A big thing in Big Data and a big thing in no SQL, by the way, this is very interesting to me, is that it’s not so much that we don’t have schema, it’s that we decide what the schema is when we do our analysis. So the schema gets decided at query time because there are different ways especially with data in log files and sources like that. There are different ways to interpret the data and to imagine where one field ends and another one begins. So if we can store things without enforcing a schema, that gives us more flexibility at the time of analysis.
That brings up the whole idea of OLAP cubes and in Microsoft’s world, it would be analysis services, and we all know SQL Server probably isn’t a great Big Data analyzer, but can you use take some of the concepts from Big Data and bring them into an analytical platform like InetSoft's.
I’ve been working with analysis services since it was called the OLAP services when it was part of SQL seven. I would say just to date myself, but I always date myself, so it’s kind of an assumed thing.
But you know Microsoft is working on its own distribution of Hadoop that will run on Windows and part of what goes on there is that there is a connection through ODBC where the new so called tabular mode of analysis services, which is very much based on the technology in powerpivot, that can actually speak through that ODBC driver to Hadoop.
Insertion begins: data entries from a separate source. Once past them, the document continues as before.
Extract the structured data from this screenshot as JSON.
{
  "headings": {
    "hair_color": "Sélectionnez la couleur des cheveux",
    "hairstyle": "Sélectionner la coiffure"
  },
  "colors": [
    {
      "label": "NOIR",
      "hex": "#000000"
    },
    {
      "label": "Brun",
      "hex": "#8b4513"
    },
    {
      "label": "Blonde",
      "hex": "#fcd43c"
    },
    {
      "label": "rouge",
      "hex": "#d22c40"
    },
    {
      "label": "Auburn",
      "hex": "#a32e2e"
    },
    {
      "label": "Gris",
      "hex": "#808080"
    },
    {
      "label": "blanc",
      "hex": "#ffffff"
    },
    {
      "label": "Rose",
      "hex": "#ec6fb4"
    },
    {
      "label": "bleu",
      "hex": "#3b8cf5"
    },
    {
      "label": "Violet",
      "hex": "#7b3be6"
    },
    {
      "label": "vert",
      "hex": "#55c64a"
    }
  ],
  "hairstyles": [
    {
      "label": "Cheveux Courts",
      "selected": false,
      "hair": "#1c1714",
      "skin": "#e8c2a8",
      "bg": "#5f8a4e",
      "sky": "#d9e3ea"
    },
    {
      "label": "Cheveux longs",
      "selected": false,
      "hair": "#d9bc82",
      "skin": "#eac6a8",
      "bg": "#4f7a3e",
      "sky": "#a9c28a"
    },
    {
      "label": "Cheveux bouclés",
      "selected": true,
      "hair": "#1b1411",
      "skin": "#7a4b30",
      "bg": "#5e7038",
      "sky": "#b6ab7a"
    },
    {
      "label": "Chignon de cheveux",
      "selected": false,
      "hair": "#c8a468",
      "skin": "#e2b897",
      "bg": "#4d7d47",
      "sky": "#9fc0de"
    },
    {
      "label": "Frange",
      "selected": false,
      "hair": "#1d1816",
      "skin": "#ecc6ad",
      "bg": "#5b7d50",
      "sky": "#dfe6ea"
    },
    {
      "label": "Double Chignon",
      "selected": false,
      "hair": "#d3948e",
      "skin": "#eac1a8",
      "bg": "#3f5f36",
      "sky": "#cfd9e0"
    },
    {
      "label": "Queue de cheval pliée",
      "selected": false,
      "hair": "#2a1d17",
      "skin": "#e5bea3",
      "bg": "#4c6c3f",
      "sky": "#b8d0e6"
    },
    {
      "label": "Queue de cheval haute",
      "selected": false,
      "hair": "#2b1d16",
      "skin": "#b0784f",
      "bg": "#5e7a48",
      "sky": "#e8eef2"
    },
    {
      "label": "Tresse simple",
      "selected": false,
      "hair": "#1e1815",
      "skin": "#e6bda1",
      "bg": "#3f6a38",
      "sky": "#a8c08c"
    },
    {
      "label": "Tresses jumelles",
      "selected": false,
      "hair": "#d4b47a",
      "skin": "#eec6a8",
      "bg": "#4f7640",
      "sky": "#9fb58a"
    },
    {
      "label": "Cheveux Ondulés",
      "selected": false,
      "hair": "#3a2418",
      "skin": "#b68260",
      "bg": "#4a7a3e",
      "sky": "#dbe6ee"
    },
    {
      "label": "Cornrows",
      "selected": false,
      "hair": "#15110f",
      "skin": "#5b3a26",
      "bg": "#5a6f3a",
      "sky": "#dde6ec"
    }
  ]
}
So there are definitely ways to pull Big Data down into cubes. The other thing that people point to is that an edition of SQL Server with the relational database could be a Big Data tool. That something is called the SQL Server parallel data warehouse edition. Parallel data warehouse edition, also known as PDW, is one of a few different products out there in the industry that uses an architecture called the MPP which stands for Massively Parallel Processing.
In essence, when you buy PDW what you’re really buying is a cabinet with a whole bunch of SQL Server instances inside of it and one node at the front where you give it a query, and it chops it up into little bits and sends each little bit to one at the many SQL Servers. Inside the plans and all those little bits execute in parallel, and then all the data gets put back together again.